The two main endpoints were the percentage of patients who achieved target haemoglobin (Hb) levels as per European Medicines Agency guidelines (10-12 g/dl) around 6 months of treatment and modalities of treatment.

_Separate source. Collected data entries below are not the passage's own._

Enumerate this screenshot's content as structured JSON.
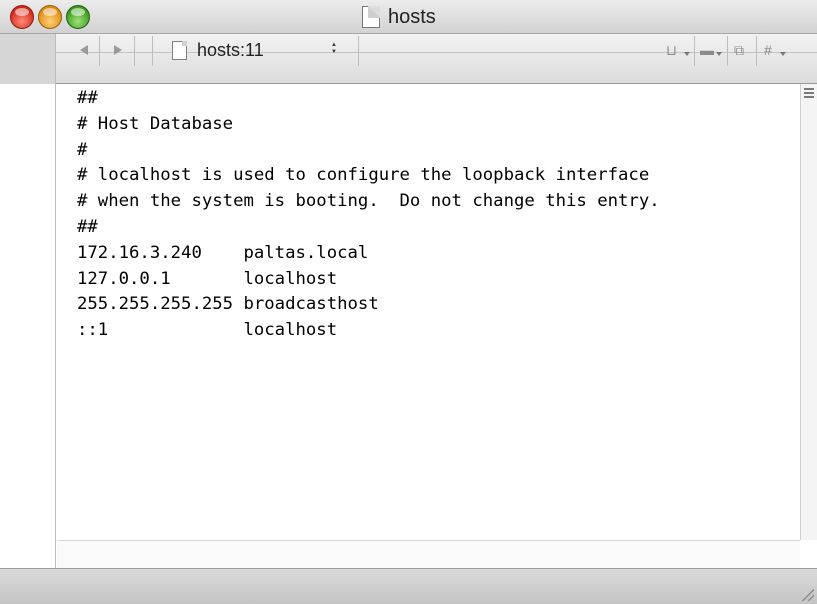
{
  "window": {
    "title": "hosts"
  },
  "navigation": {
    "file_popup_label": "hosts:11",
    "updown_glyph_up": "▲",
    "updown_glyph_down": "▼"
  },
  "toolbar_icons": [
    {
      "name": "bookmarks-icon",
      "glyph": "⊔"
    },
    {
      "name": "function-menu-icon",
      "glyph": "▬"
    },
    {
      "name": "counterpart-icon",
      "glyph": "⧉"
    },
    {
      "name": "hash-menu-icon",
      "glyph": "#"
    }
  ],
  "editor": {
    "lines": [
      "##",
      "# Host Database",
      "#",
      "# localhost is used to configure the loopback interface",
      "# when the system is booting.  Do not change this entry.",
      "##",
      "172.16.3.240    paltas.local",
      "127.0.0.1       localhost",
      "255.255.255.255 broadcasthost",
      "::1             localhost"
    ]
  },
  "colors": {
    "close": "#d2281a",
    "minimize": "#e08a10",
    "zoom": "#3a9a1a"
  }
}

Approximately one in two patients had an Hb level within 10-12 g/dl at baseline, and around 6 and 12 months of treatment. Ninety per cent of ESA-naïve patients achieved at least +1 g/dl increase over baseline Hb levels or had Hb within 10-12 g/dl around 6 and 12 months. The Hb level remained at approximately 11.5 g/dl during the 12 months of follow-up. Around 6 months: almost all patients were receiving a once-monthly subcutaneous dose of C.E.R.A. (patients not on dialysis: 95±54 µg; kidney transplant patients: 121±70 µg); approximately half the patients did not require a change in C.E.R.A. dose. Adverse effects related to C.E.R.A. were observed in less than 5% of patients and led to modification or discontinuation of treatment in 2%.
The efficacy and safety of C.E.R.A. in CKD patients not on dialysis, with or without kidney transplantation, were confirmed in routine clinical practice.
本研究旨在描述未接受透析的慢性肾脏病(CKD)患者贫血的管理方法,这些患者在纳入时对红细胞生成刺激剂(ESA)治疗为初治或非初治。
全国性、多中心、纵向、观察性前瞻性研究。
133 名在法国执业的肾病学家在常规随访期间选择患者。该研究为非干预性研究。
他们是未接受透析或肾移植的成年 CKD 患者,包括初治或非初治 ESA 治疗的患者:524 名未接受透析的患者(48% ESA 初治)和 92 名肾移植患者(24% ESA 初治),在 1 年内每 3 个月进行随访。
两个主要终点是根据欧洲药品管理局指南(10-12g/dl)在治疗 6 个月左右时达到目标血红蛋白(Hb)水平的患者比例和治疗方式。
大约一半的患者在基线时有 10-12g/dl 的 Hb 水平,在治疗 6 个月和 12 个月左右时也有 10-12g/dl 的 Hb 水平。90%的 ESA 初治患者在基线 Hb 水平上至少增加了 1g/dl,或在治疗 6 个月和 12 个月左右时 Hb 水平达到 10-12g/dl。在 12 个月的随访期间,Hb 水平保持在 11.5g/dl 左右。在治疗 6 个月左右时:几乎所有患者都接受了一次每月的皮下 C.E.R.A.剂量(未接受透析的患者:95±54μg;肾移植患者:121±70μg);大约一半的患者不需要调整 C.E.R.A.剂量。不到 5%的患者出现与 C.E.R.A.相关的不良反应,导致 2%的患者改变或停止治疗。
在常规临床实践中,证实了 C.E.R.A.在未接受透析的 CKD 患者(包括接受肾移植的患者)中的疗效和安全性。